Abel: O segundo filho de Adão e Eva, Abel pode ser um derivado de um vocábulo hebraico que significa sopro ou vaidade, para prefigurar assim que sua vida seria curta. Ele se tornou pastor de ovelhas (Gn4.2), ofereceu a Deus os melhores animais do rebanho, o sacrifício de Abel foi recebido favoravelmente pelo Senhor.

        Abel representou a primeira fatalidade subseqüente a maldição de Deus sobre a humanidade, por causa da desobediência de Adão e Eva; essa tragédia, como resultado direto do pecado de Caim, cumpriu a promessa de que o ato de comerem o fruto do conhecimento do bem e do mal traria a morte física. Esta enfatizada o desenvolvimento rápido da transgressão, quando Deus entregou a humanidade as conseqüências do pecado, com um mínimo de graça para refrear a maldade.

        O fato de que a adoração envolvia sacrifícios indica o reconhecimento de que o verdadeiro culto a Deus devia custar algo. A natureza exata das ofertas não é mencionada, mas o padrão herdado por Noé (Gn8.20) sugere que um altar era construído e a oferta, queimada sobre ele.

        A maneira como Deus expressou sua aceitação a Abel não é clara, mas possivelmente isso se deu por uma manifestação do fogo divino. Talvez sua oferta tenha sido consumida pelo fogo e a de Caim não (Lv9.24; Jz6.21; 1Rs18.38).
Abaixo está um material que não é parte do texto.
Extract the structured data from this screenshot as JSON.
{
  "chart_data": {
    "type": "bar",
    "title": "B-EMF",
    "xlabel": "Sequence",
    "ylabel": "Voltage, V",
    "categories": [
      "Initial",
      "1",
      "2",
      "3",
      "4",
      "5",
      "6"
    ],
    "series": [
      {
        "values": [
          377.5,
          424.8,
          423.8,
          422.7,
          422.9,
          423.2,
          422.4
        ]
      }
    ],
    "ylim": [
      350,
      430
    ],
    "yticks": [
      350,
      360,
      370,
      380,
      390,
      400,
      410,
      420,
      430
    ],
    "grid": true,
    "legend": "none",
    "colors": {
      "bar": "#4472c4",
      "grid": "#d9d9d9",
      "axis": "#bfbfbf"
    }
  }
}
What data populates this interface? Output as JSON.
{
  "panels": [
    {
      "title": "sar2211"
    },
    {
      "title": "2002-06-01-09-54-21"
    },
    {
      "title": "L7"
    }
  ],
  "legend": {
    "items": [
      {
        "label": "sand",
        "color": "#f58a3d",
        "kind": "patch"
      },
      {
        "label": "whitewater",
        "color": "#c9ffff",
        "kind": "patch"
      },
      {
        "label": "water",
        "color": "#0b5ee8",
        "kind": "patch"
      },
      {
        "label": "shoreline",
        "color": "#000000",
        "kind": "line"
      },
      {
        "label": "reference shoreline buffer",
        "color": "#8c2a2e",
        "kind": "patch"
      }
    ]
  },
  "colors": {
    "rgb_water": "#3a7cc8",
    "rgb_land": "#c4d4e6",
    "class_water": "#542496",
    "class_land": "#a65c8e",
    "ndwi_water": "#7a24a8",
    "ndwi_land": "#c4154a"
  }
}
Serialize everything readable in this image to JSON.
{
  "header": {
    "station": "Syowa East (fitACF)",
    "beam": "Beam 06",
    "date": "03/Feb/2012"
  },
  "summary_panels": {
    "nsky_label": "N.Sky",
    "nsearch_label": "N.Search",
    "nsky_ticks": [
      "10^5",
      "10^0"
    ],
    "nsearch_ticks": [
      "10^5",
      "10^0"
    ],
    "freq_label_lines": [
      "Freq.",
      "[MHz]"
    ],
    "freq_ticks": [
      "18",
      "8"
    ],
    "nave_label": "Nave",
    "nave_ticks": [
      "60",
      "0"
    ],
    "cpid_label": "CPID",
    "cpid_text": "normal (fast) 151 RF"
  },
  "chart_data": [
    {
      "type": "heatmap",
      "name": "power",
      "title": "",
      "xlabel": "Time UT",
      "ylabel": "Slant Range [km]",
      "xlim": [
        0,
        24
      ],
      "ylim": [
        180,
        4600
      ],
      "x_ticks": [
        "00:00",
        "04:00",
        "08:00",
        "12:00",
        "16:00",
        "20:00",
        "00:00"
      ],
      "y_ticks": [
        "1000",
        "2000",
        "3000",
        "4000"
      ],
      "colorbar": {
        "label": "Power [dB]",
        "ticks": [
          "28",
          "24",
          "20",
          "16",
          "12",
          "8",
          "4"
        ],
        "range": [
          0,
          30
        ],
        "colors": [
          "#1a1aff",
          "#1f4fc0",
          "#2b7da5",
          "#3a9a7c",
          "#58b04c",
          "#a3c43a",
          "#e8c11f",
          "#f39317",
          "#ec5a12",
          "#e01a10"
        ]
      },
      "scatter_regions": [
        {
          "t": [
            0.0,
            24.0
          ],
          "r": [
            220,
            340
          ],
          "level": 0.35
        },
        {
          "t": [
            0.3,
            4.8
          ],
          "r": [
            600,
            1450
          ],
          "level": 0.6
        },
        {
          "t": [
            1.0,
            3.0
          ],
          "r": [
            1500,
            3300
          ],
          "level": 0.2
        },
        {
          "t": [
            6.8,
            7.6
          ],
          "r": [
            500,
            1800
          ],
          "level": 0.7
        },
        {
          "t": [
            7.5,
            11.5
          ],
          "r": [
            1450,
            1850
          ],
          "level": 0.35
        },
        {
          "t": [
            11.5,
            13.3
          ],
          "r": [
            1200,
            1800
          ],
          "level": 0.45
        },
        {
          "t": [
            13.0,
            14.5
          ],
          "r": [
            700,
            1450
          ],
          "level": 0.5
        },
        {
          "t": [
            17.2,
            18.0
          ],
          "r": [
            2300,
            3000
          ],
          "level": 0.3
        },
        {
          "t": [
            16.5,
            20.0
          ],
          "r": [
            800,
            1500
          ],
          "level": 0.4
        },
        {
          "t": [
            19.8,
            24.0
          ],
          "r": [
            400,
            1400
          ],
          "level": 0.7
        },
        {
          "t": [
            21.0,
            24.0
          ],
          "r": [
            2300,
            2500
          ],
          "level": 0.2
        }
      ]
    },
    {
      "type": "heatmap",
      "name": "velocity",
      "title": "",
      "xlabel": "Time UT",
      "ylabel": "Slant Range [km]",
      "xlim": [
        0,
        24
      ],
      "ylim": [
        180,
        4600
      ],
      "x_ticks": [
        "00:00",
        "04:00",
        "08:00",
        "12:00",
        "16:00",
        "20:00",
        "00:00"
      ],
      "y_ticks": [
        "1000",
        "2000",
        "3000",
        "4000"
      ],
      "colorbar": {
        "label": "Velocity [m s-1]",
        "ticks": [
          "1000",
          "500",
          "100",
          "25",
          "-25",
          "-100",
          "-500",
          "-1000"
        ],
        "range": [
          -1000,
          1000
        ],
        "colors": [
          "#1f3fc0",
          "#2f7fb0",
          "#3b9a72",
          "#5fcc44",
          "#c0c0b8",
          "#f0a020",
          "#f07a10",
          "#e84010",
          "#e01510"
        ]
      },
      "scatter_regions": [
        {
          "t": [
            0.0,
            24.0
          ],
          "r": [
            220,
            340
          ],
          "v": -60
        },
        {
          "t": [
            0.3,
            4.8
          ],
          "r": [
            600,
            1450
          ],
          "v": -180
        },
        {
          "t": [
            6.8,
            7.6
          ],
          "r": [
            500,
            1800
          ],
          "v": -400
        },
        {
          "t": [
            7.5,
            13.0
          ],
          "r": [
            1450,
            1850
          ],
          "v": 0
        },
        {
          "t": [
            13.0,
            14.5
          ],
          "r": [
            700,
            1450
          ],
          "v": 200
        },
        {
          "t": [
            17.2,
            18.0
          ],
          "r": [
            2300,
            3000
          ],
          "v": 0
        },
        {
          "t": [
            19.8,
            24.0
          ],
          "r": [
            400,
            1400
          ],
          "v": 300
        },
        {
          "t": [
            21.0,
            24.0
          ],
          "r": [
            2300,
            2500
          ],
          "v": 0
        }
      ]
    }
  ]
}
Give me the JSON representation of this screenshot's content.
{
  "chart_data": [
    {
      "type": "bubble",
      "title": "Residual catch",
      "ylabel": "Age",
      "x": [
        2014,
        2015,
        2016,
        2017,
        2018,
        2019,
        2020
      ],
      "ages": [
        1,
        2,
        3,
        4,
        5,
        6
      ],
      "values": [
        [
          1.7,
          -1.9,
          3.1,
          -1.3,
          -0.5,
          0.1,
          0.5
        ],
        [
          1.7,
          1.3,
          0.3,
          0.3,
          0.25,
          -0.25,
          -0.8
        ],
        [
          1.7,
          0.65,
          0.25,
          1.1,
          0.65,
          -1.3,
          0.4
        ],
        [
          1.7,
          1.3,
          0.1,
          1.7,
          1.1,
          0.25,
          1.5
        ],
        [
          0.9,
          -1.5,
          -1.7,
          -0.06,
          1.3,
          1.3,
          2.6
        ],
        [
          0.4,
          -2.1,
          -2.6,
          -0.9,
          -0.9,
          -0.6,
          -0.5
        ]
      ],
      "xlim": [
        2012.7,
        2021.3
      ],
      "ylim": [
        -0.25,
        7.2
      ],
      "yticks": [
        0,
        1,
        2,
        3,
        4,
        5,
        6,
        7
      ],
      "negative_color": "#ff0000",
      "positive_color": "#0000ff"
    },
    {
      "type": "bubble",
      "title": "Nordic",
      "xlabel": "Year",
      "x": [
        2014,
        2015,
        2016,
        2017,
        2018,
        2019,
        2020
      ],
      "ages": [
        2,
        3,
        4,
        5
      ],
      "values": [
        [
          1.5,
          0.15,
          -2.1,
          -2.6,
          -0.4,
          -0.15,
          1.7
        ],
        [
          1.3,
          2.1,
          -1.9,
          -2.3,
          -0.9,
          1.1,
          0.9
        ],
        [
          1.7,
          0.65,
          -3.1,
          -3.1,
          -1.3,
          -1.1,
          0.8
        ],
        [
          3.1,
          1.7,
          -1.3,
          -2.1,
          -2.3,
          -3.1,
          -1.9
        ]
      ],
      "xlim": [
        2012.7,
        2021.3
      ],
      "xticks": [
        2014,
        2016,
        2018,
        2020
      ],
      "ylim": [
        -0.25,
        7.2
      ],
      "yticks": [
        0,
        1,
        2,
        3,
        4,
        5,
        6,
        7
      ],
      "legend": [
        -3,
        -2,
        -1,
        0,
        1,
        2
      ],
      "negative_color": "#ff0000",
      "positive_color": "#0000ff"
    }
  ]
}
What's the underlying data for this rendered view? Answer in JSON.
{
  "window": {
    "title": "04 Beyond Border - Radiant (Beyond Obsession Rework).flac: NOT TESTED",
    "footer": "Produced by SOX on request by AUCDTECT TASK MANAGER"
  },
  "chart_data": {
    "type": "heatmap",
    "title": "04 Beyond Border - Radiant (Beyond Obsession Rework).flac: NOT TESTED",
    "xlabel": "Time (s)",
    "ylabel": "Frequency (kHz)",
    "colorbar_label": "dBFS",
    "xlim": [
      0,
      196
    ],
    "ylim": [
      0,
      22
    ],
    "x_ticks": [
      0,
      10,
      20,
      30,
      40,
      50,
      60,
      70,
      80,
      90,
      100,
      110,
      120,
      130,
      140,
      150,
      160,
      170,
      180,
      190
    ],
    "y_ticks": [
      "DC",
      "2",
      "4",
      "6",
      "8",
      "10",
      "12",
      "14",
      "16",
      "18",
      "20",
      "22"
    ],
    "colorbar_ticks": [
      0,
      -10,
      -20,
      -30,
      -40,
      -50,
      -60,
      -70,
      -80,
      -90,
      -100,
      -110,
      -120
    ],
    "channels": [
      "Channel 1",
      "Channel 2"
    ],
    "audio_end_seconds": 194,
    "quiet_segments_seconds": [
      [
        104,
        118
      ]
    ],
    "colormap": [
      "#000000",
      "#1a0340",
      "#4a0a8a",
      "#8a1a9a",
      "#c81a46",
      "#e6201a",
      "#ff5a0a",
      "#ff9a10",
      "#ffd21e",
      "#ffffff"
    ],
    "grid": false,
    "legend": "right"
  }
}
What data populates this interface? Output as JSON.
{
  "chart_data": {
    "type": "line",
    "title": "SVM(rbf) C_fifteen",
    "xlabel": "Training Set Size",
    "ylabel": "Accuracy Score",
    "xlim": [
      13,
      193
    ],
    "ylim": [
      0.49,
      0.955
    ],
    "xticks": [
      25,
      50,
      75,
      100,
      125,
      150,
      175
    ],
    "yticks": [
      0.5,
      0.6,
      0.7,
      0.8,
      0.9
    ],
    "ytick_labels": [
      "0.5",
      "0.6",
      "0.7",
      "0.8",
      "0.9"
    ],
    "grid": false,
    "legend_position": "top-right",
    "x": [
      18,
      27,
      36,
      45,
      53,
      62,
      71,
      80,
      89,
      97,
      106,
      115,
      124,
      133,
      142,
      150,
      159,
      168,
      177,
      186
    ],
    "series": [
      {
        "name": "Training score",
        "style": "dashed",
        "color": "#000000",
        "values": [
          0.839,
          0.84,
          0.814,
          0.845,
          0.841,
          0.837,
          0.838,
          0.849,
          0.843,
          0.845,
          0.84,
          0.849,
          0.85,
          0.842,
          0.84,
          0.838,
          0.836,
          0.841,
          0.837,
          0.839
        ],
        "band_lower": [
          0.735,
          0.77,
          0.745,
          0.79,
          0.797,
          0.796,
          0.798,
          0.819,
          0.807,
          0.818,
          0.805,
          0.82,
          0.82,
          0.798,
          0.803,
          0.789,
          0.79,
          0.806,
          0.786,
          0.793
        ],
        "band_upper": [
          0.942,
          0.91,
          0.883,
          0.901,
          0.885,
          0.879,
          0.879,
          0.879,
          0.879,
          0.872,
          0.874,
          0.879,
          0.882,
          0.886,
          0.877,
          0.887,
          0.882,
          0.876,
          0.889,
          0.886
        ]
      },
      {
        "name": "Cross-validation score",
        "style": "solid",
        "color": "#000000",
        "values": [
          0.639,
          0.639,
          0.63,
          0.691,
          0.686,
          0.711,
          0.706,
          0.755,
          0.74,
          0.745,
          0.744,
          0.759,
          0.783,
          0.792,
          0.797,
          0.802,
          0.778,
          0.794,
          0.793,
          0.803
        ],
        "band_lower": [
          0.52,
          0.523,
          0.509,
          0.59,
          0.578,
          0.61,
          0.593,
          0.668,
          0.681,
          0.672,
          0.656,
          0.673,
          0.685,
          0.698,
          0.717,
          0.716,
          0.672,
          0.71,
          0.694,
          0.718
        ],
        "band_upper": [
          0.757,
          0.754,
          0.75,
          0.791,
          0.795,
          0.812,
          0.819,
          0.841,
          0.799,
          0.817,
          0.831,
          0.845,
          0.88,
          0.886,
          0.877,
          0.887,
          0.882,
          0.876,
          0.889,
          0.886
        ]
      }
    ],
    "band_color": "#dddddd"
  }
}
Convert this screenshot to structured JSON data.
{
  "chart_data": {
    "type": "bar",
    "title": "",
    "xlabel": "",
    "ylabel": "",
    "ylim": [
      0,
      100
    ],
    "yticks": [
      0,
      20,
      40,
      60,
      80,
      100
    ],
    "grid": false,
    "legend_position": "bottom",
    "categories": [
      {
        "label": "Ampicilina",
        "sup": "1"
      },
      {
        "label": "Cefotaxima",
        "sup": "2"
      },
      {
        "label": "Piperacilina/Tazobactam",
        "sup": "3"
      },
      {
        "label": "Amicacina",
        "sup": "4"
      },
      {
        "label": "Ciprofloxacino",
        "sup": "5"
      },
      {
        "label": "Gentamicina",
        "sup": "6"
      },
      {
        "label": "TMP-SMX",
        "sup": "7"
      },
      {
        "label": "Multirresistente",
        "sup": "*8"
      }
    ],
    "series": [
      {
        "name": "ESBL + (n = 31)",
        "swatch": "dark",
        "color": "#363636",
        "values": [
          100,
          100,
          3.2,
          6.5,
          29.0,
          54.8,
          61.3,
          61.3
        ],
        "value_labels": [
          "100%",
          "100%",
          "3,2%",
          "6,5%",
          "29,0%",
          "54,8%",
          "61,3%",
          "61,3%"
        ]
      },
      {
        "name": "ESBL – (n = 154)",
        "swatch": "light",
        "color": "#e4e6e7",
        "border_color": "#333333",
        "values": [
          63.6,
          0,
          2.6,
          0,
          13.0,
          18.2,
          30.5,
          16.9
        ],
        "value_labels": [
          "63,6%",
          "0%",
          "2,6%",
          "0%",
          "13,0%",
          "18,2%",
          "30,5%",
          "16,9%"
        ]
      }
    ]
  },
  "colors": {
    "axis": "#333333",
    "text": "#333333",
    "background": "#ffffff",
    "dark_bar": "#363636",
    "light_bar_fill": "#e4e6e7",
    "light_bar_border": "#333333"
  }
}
        O Senhor aceitou a oferta de Abel, em detrimento da de Caim, porque o mais moço era justo (Mt23.35; Hb11.4) e oferecia o melhor do seu rebanho; sua justiça, porem não foi demonstrada pelo valor da oferta e sim pela sua fé (Hb11.4). A repreensão de Deus a Caim, por tanto, focalizou sua atitude de coração (Gn4.7) Essa foi a primeira revelação de que o Senhor preocupava-se em que a adoração fosse uma expressão exterior de um coração devotado e obediente e não apenas um comportamento religioso.

        O assassinato de Abel, como um homem de fé, tornou-se um protótipo dos que seriam martirizados por sua confiança (Mt23.35; Lc11.49-51). Nesse sentido a fé de Abel ainda fala (Hb11.4), porque sua confiança ainda espera uma vindicação. Ele nunca recebeu a bênção da aprovação de Deus por sua fé sobre a Terra (Hb11.39). A morte prematura de Abel mostrou que a vindicação final da fé é uma esperança futura, mantida com a confiança em Deus. Um contraste, contudo, é estabelecido em Hebreus 12.24 entre o testemunho do sangue de Abel e o de Jesus; o de Abel providenciou um testemunho para Deus trouxe uma maldição sobre Caim (Gn4.10-12); o de Cristo é superior porque, embora derramado por pecadores, traz bênção e não maldição. O sacrifício de Jesus não representa um martírio, mas um meio eficaz de salvação.

  • Pontos fortes e êxitos: primeiro membro da galeria da fé  em Hebreu 11; primeiro pastor; primeiro mártir pela verdade (Mt23.35)
  • Lições de vida: Deus ouve os que se achegam a Ele; Deus reconhece a pessoa inocente e, cedo ou tarde, Ele pune o culpado.